Baltimore Ravens fans had every reason to bristle when Lamar Jackson landed at No. 69 on the NFL Top 100. The number itself was jarring enough. What made it sting even more was seeing Jackson’s own peers help push the conversation in a direction that felt wildly out of step with what he’s done on the field.
That’s why Ryan Clark’s defense on First Take hit such a nerve. The former Ravens rival didn’t dance around it. He made the case that Jackson’s standing should be judged through the same lens as the league’s elite, not as if one uneven season wipes away everything else.
“Outside of Patrick Mahomes, there is no more accomplished quarterback in the entire NFL individually [than Lamar Jackson]. There is no quarterback who carries more than Lamar Jackson; there is no quarterback who is asked to do more than Lamar Jackson,” Clark said.

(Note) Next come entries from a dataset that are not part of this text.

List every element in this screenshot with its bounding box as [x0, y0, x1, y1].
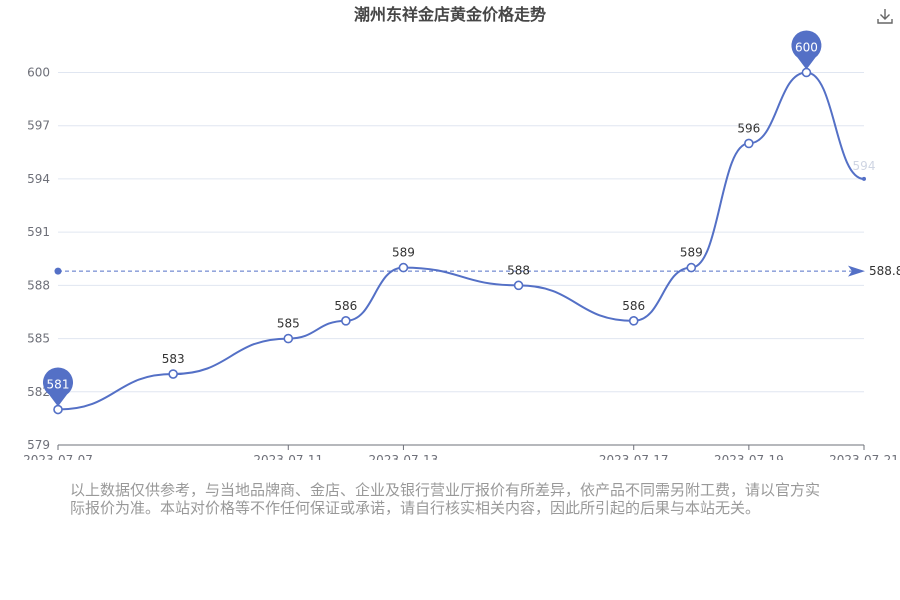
chart-title: 潮州东祥金店黄金价格走势 [354, 5, 546, 24]
data-label: 585 [277, 317, 300, 331]
data-point [513, 280, 524, 291]
data-label: 586 [334, 299, 357, 313]
y-tick-label: 585 [27, 332, 50, 346]
y-tick-label: 594 [27, 172, 50, 186]
disclaimer-text: 以上数据仅供参考，与当地品牌商、金店、企业及银行营业厅报价有所差异，依产品不同需… [70, 481, 821, 517]
price-trend-chart: 潮州东祥金店黄金价格走势 579582585588591594597600202… [23, 5, 900, 460]
data-point [801, 67, 812, 78]
data-point [283, 333, 294, 344]
average-line-label: 588.8 [869, 264, 900, 278]
max-mark-pin-label: 600 [795, 40, 818, 54]
data-point [744, 138, 754, 149]
data-label: 594 [853, 159, 876, 173]
data-point [628, 316, 639, 326]
data-point [168, 369, 178, 379]
x-tick-label: 2023-07-11 [253, 453, 323, 460]
y-tick-label: 591 [27, 225, 50, 239]
download-icon [877, 9, 893, 24]
x-tick-label: 2023-07-07 [23, 453, 93, 460]
download-button[interactable] [875, 6, 895, 26]
data-point [53, 404, 63, 415]
data-point [862, 176, 866, 181]
data-point [341, 316, 351, 326]
average-line-arrow [848, 265, 865, 277]
max-mark-pin: 600 [791, 30, 822, 70]
x-tick-label: 2023-07-13 [369, 453, 439, 460]
x-tick-label: 2023-07-17 [599, 453, 669, 460]
data-label: 589 [680, 246, 703, 260]
data-point [398, 262, 409, 273]
data-label: 586 [622, 299, 645, 313]
y-tick-label: 600 [27, 65, 50, 79]
data-label: 583 [162, 352, 185, 366]
min-mark-pin: 581 [43, 367, 74, 407]
data-label: 589 [392, 246, 415, 260]
min-mark-pin-label: 581 [47, 378, 70, 392]
y-tick-label: 597 [27, 119, 50, 133]
data-label: 588 [507, 263, 530, 277]
max-mark-pin-shape [791, 30, 822, 70]
x-tick-label: 2023-07-19 [714, 453, 784, 460]
average-line-start-dot [54, 267, 62, 275]
x-tick-label: 2023-07-21 [829, 453, 899, 460]
min-mark-pin-shape [43, 367, 74, 407]
price-line [57, 71, 865, 411]
data-label: 596 [737, 121, 760, 135]
data-point [686, 262, 697, 273]
y-tick-label: 588 [27, 278, 50, 292]
y-tick-label: 579 [27, 438, 50, 452]
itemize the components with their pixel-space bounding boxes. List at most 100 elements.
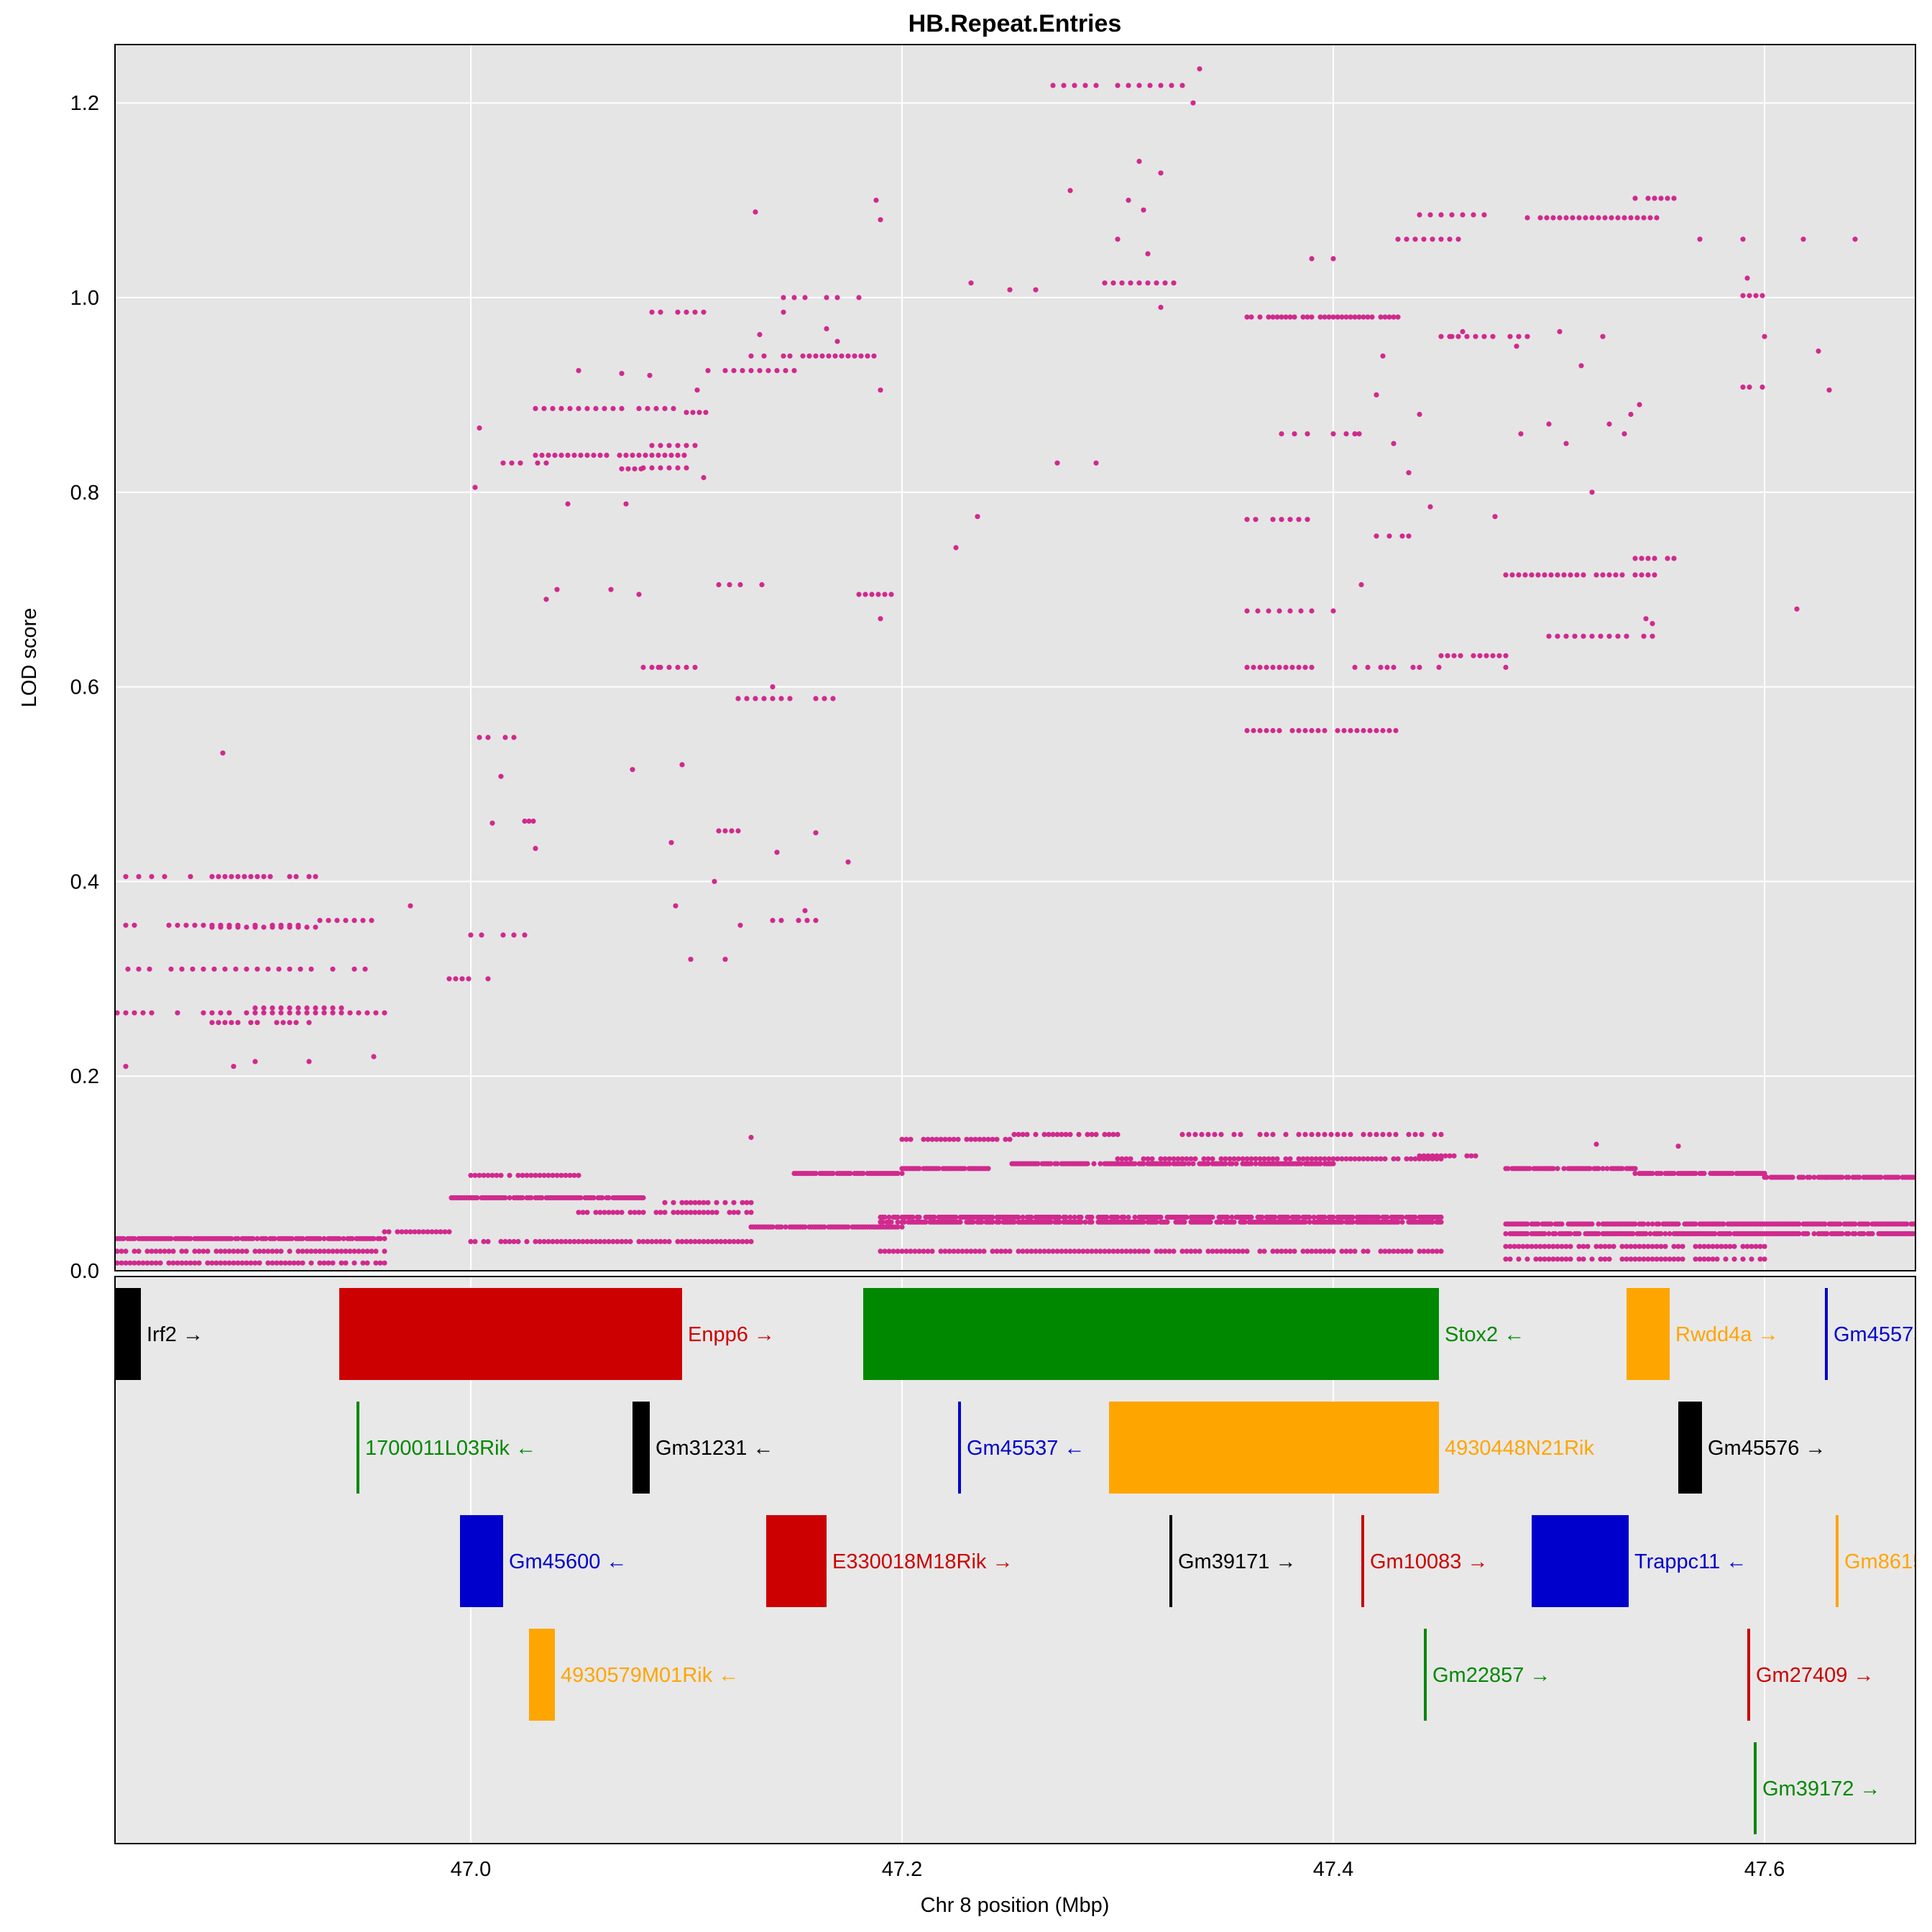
lod-point xyxy=(684,1200,689,1205)
lod-point xyxy=(349,1236,355,1241)
lod-point xyxy=(1059,1131,1064,1137)
lod-point xyxy=(619,371,625,377)
lod-point xyxy=(1427,504,1433,510)
lod-point xyxy=(554,1238,560,1244)
lod-point xyxy=(541,1238,547,1244)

“We talked about some of the disrespect he has gotten; that’s disrespect I expected. I expected executives to not know where to place him…What I didn’t expect is dudes that have to line up in pads to not understand how scary it is to walk on the field when this dude is right.
And ain’t that much changed in one year.”
Jackson’s 2025 season was never going to be enough to carry him unchanged through the rankings. He missed four games because of injury, and after hurting his hamstring, there were stretches where he clearly wasn’t at his sharpest. Even so, he still gave Baltimore enough with his arm to stay dangerous and keep the Ravens in playoff contention until the literal final play of their 2025 campaign.
That’s what makes the 67-spot fall so hard to swallow. A slide into the 30s or 40s would have at least made some sense. Dropping all the way to 69 feels extreme, especially when the reaction around the league has been so stunned.
Clark tied that frustration to another quarterback who is almost certain to rank above Jackson: Joe Burrow.
“When you take a look at a guy like Joe Burrow and where he’s ranked, they don’t take into account how much he’s been injured, or how little he’s played, how awful his team has been,” Clark said. “They look at Joe Burrow when he is on the field, what he has accomplished, and they rank him by that…the same exact thing should go for Lamar Jackson.”
That comparison lands because Burrow is unquestionably one of the best quarterbacks in football. But it also exposes the double standard Ravens fans keep seeing. Three of Burrow’s six seasons have featured 10 or fewer games, and while the Cincinnati Bengals’ offensive line has been a major factor in those injuries, Jackson has dealt with the same kind of physical toll in 2025.
Even so, Burrow is almost certainly going to be placed ahead of Jackson on the NFL Top 100, despite playing in three fewer games last season and, debatably, looking worse than Jackson when he was out there.
That’s the part that keeps fueling the outrage. Jackson remains held to a harsher standard than other quarterbacks, and until he wins a Super Bowl, it seems unlikely that the noise around him is going away.